さらに、市場が恐れていたことが出始めている。それは、米中対立が複合的にエスカレートしていることだ。昨日は米国で対中制裁法案が出された。リンゼー・グラム法案と呼ばれるが、コロナの発生源として中国の責任が不十分なら制裁を課す権限を大統領に与える法案だ。しかも、何故か香港で逮捕された民主派活動家の釈放も求めている。また米国議会ではウイグル人権法案も早ければ今週中に採決する予定である。また一部ではあるが、連邦退職年金基金の運用から中国株を外すなど、米国資本市場から中国を排除の動きも出てきている。これは衝撃的なことだ。
また5/20には台湾の蔡英文総統が二期目の就任演説を行う。蔡英文総統は、今年の1月に「我々は独立宣言する必要はない。
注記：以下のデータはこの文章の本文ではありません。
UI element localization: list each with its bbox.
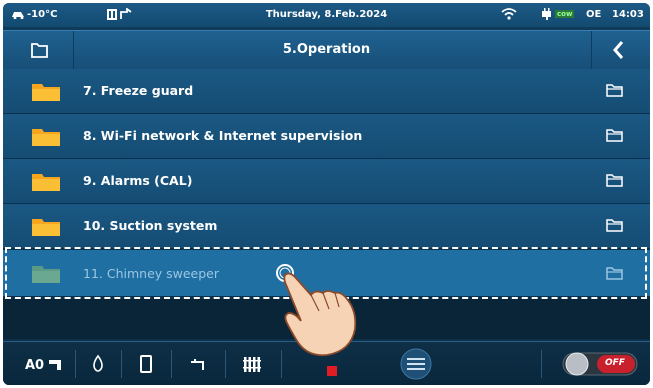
battery-indicator: cow xyxy=(555,10,575,18)
open-folder-icon xyxy=(606,129,623,142)
back-button[interactable] xyxy=(601,35,637,65)
menu-item-freeze-guard[interactable]: 7. Freeze guard xyxy=(3,69,650,114)
screen-header: 5.Operation xyxy=(3,30,650,70)
menu-item-alarms[interactable]: 9. Alarms (CAL) xyxy=(3,159,650,204)
folder-icon xyxy=(32,129,60,146)
power-switch-icon xyxy=(562,352,638,376)
device-screen: -10°C Thursday, 8.Feb.2024 cow OE 14:03 … xyxy=(3,3,650,385)
connection-label: OE xyxy=(586,9,602,20)
svg-text:A0: A0 xyxy=(25,358,44,373)
menu-button[interactable] xyxy=(393,348,439,380)
menu-item-label: 9. Alarms (CAL) xyxy=(83,173,193,188)
hand-pointer-icon xyxy=(276,264,357,357)
menu-item-wifi-internet[interactable]: 8. Wi-Fi network & Internet supervision xyxy=(3,114,650,159)
clock-time: 14:03 xyxy=(612,9,644,20)
wifi-icon xyxy=(501,8,517,20)
folder-icon xyxy=(32,174,60,191)
menu-item-label: 8. Wi-Fi network & Internet supervision xyxy=(83,128,363,143)
tap-water-button[interactable] xyxy=(183,348,213,380)
menu-item-suction-system[interactable]: 10. Suction system xyxy=(3,204,650,249)
open-folder-icon xyxy=(606,174,623,187)
hamburger-menu-icon xyxy=(400,348,432,380)
menu-item-label: 7. Freeze guard xyxy=(83,83,194,98)
automatic-mode-button[interactable]: A0 xyxy=(23,348,69,380)
water-tap-icon xyxy=(191,359,204,370)
boiler-button[interactable] xyxy=(131,348,161,380)
heating-circuit-button[interactable] xyxy=(237,348,267,380)
flame-button[interactable] xyxy=(83,348,113,380)
auto-mode-icon: A0 xyxy=(25,358,61,373)
radiator-icon xyxy=(243,357,261,372)
status-bar: -10°C Thursday, 8.Feb.2024 cow OE 14:03 xyxy=(3,3,650,27)
folder-icon xyxy=(32,219,60,236)
boiler-icon xyxy=(140,355,152,373)
touch-hand-pointer xyxy=(267,259,377,359)
plug-icon xyxy=(542,8,551,20)
open-folder-icon xyxy=(606,84,623,97)
menu-item-label: 10. Suction system xyxy=(83,218,218,233)
folder-icon xyxy=(32,84,60,101)
flame-icon xyxy=(93,354,103,372)
chevron-left-icon xyxy=(613,41,624,59)
open-folder-icon xyxy=(606,219,623,232)
page-title: 5.Operation xyxy=(282,42,371,57)
power-toggle[interactable]: OFF xyxy=(559,348,639,380)
power-toggle-label: OFF xyxy=(605,358,625,368)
すでに独立国家である」と公言している。この二期目の演説で独立に関する踏み込んだ発言を行うかもしれない。当然、中国は猛烈な反発をするだろう。ちなみに、米国は先立つ3/26に台北法案を成立させ、台湾を支持する構えを見せている。このように、米中対立が様々な階層で複雑に対立をエスカレートしているのである。
相変わらず強力な金融相場は継続しているため、大きなクラッシュには至らない可能性は高いし、中期的には株価は上昇基調となるだろうが、短期的には少し警戒すべき時間帯に突入しているようだ。